Вообще-то у Бориса Васильевича была здесь, на Васильевском острове, своя квартира - две комнаты в коммуналке, но идти туда нельзя, там проживала бывшая супруга с новым мужем. Жилплощадь они пока не разменяли, второй год бывшую супругу не устраивал ни один из вариантов обмена, и Борису Васильевичу приходилось снимать комнату на Гражданском проспекте. Хорошо, что детей нет. Борис Васильевич уже полчаса стоял под фонарем на остановке, за это время проехали "Жигули" да грузовой фургон, но водители не затормозили на призывное махание Бориса Васильевича.

Голова его была пуста, как матовый стеклянный шар в вестибюле, в котором давно перегорела лампочка, но так как шар висит очень высоко, лампочку все не меняют и не меняют.

Одну бы спичку, огонек - и после двух затяжек сигареты он начнет соображать...

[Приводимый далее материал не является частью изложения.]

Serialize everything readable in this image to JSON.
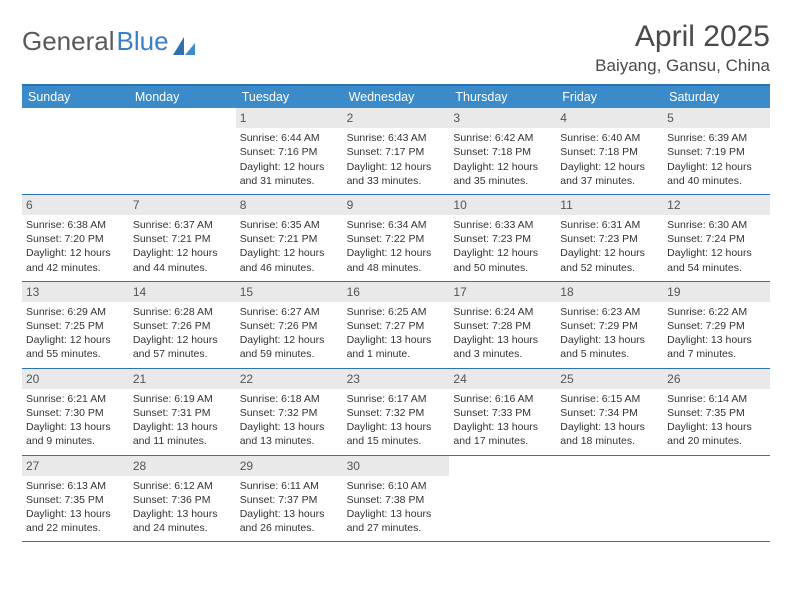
{
  "logo": {
    "text_gray": "General",
    "text_blue": "Blue"
  },
  "title": "April 2025",
  "location": "Baiyang, Gansu, China",
  "colors": {
    "header_bar": "#3b8bca",
    "border": "#2b74b8",
    "daynum_bg": "#e9e9e9",
    "text": "#333333",
    "title_text": "#4a4a4a"
  },
  "days_of_week": [
    "Sunday",
    "Monday",
    "Tuesday",
    "Wednesday",
    "Thursday",
    "Friday",
    "Saturday"
  ],
  "weeks": [
    [
      null,
      null,
      {
        "n": "1",
        "sr": "6:44 AM",
        "ss": "7:16 PM",
        "dl": "12 hours and 31 minutes."
      },
      {
        "n": "2",
        "sr": "6:43 AM",
        "ss": "7:17 PM",
        "dl": "12 hours and 33 minutes."
      },
      {
        "n": "3",
        "sr": "6:42 AM",
        "ss": "7:18 PM",
        "dl": "12 hours and 35 minutes."
      },
      {
        "n": "4",
        "sr": "6:40 AM",
        "ss": "7:18 PM",
        "dl": "12 hours and 37 minutes."
      },
      {
        "n": "5",
        "sr": "6:39 AM",
        "ss": "7:19 PM",
        "dl": "12 hours and 40 minutes."
      }
    ],
    [
      {
        "n": "6",
        "sr": "6:38 AM",
        "ss": "7:20 PM",
        "dl": "12 hours and 42 minutes."
      },
      {
        "n": "7",
        "sr": "6:37 AM",
        "ss": "7:21 PM",
        "dl": "12 hours and 44 minutes."
      },
      {
        "n": "8",
        "sr": "6:35 AM",
        "ss": "7:21 PM",
        "dl": "12 hours and 46 minutes."
      },
      {
        "n": "9",
        "sr": "6:34 AM",
        "ss": "7:22 PM",
        "dl": "12 hours and 48 minutes."
      },
      {
        "n": "10",
        "sr": "6:33 AM",
        "ss": "7:23 PM",
        "dl": "12 hours and 50 minutes."
      },
      {
        "n": "11",
        "sr": "6:31 AM",
        "ss": "7:23 PM",
        "dl": "12 hours and 52 minutes."
      },
      {
        "n": "12",
        "sr": "6:30 AM",
        "ss": "7:24 PM",
        "dl": "12 hours and 54 minutes."
      }
    ],
    [
      {
        "n": "13",
        "sr": "6:29 AM",
        "ss": "7:25 PM",
        "dl": "12 hours and 55 minutes."
      },
      {
        "n": "14",
        "sr": "6:28 AM",
        "ss": "7:26 PM",
        "dl": "12 hours and 57 minutes."
      },
      {
        "n": "15",
        "sr": "6:27 AM",
        "ss": "7:26 PM",
        "dl": "12 hours and 59 minutes."
      },
      {
        "n": "16",
        "sr": "6:25 AM",
        "ss": "7:27 PM",
        "dl": "13 hours and 1 minute."
      },
      {
        "n": "17",
        "sr": "6:24 AM",
        "ss": "7:28 PM",
        "dl": "13 hours and 3 minutes."
      },
      {
        "n": "18",
        "sr": "6:23 AM",
        "ss": "7:29 PM",
        "dl": "13 hours and 5 minutes."
      },
      {
        "n": "19",
        "sr": "6:22 AM",
        "ss": "7:29 PM",
        "dl": "13 hours and 7 minutes."
      }
    ],
    [
      {
        "n": "20",
        "sr": "6:21 AM",
        "ss": "7:30 PM",
        "dl": "13 hours and 9 minutes."
      },
      {
        "n": "21",
        "sr": "6:19 AM",
        "ss": "7:31 PM",
        "dl": "13 hours and 11 minutes."
      },
      {
        "n": "22",
        "sr": "6:18 AM",
        "ss": "7:32 PM",
        "dl": "13 hours and 13 minutes."
      },
      {
        "n": "23",
        "sr": "6:17 AM",
        "ss": "7:32 PM",
        "dl": "13 hours and 15 minutes."
      },
      {
        "n": "24",
        "sr": "6:16 AM",
        "ss": "7:33 PM",
        "dl": "13 hours and 17 minutes."
      },
      {
        "n": "25",
        "sr": "6:15 AM",
        "ss": "7:34 PM",
        "dl": "13 hours and 18 minutes."
      },
      {
        "n": "26",
        "sr": "6:14 AM",
        "ss": "7:35 PM",
        "dl": "13 hours and 20 minutes."
      }
    ],
    [
      {
        "n": "27",
        "sr": "6:13 AM",
        "ss": "7:35 PM",
        "dl": "13 hours and 22 minutes."
      },
      {
        "n": "28",
        "sr": "6:12 AM",
        "ss": "7:36 PM",
        "dl": "13 hours and 24 minutes."
      },
      {
        "n": "29",
        "sr": "6:11 AM",
        "ss": "7:37 PM",
        "dl": "13 hours and 26 minutes."
      },
      {
        "n": "30",
        "sr": "6:10 AM",
        "ss": "7:38 PM",
        "dl": "13 hours and 27 minutes."
      },
      null,
      null,
      null
    ]
  ],
  "labels": {
    "sunrise": "Sunrise:",
    "sunset": "Sunset:",
    "daylight": "Daylight:"
  }
}
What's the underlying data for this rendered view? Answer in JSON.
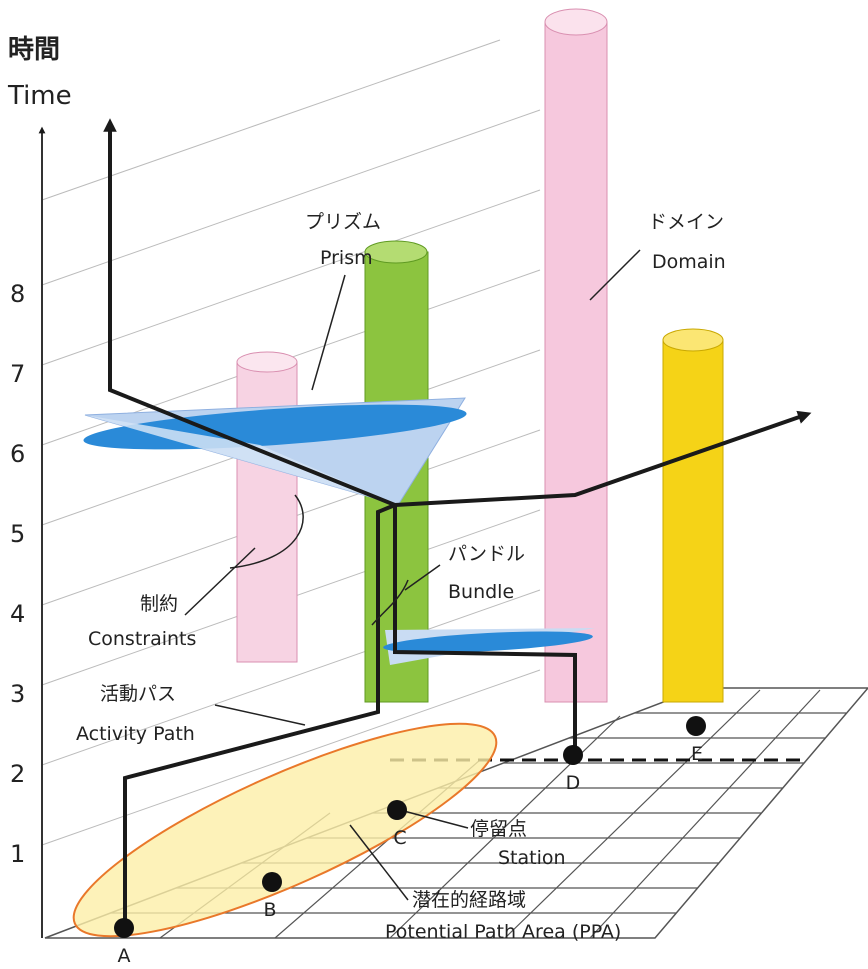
{
  "axis": {
    "title_ja": "時間",
    "title_en": "Time",
    "ticks": [
      1,
      2,
      3,
      4,
      5,
      6,
      7,
      8
    ]
  },
  "labels": {
    "prism": {
      "ja": "プリズム",
      "en": "Prism"
    },
    "domain": {
      "ja": "ドメイン",
      "en": "Domain"
    },
    "bundle": {
      "ja": "パンドル",
      "en": "Bundle"
    },
    "constraints": {
      "ja": "制約",
      "en": "Constraints"
    },
    "activity_path": {
      "ja": "活動パス",
      "en": "Activity Path"
    },
    "station": {
      "ja": "停留点",
      "en": "Station"
    },
    "ppa": {
      "ja": "潜在的経路域",
      "en": "Potential Path Area (PPA)"
    }
  },
  "points": [
    "A",
    "B",
    "C",
    "D",
    "E"
  ]
}
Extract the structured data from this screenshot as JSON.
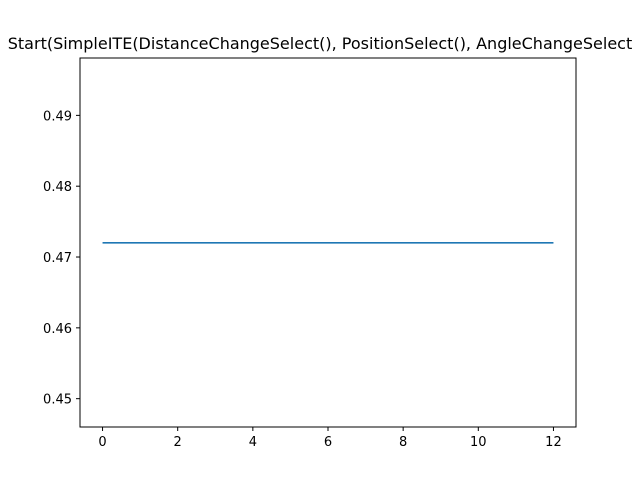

Пусто, пусто, все люди спят, даже бродячие коты попрятались по подъездам, монотонно и пусто падают на землю мокрые снежинки, - и тут мутным боковым взглядом, - за дужками очков, - близорукие глаза Бориса Васильевича уловили некое новое движение, отличное от ровного падения снежинок, даже не движение, а так, словно трепетание от ветерка надорванного газетного листа.

Борис Васильевич повернулся к стенду, - газетный лист был недвижим, но на последней странице газеты "Известия", где обычно печатаются снимки фотокорров под рубрикой "По родной стране", фигурки на крайнем снимке вели себя неподобающим образом. Борис Васильевич протер очки, вгляделся, - там шло выступление молдавского ансамбля "Жох", и танцоры замедленно передвигались по сцене. Сквозь дребезжание флуоресцентной лампы в фонаре Борису Васильевичу почудилось тоненькое сипение скрипки.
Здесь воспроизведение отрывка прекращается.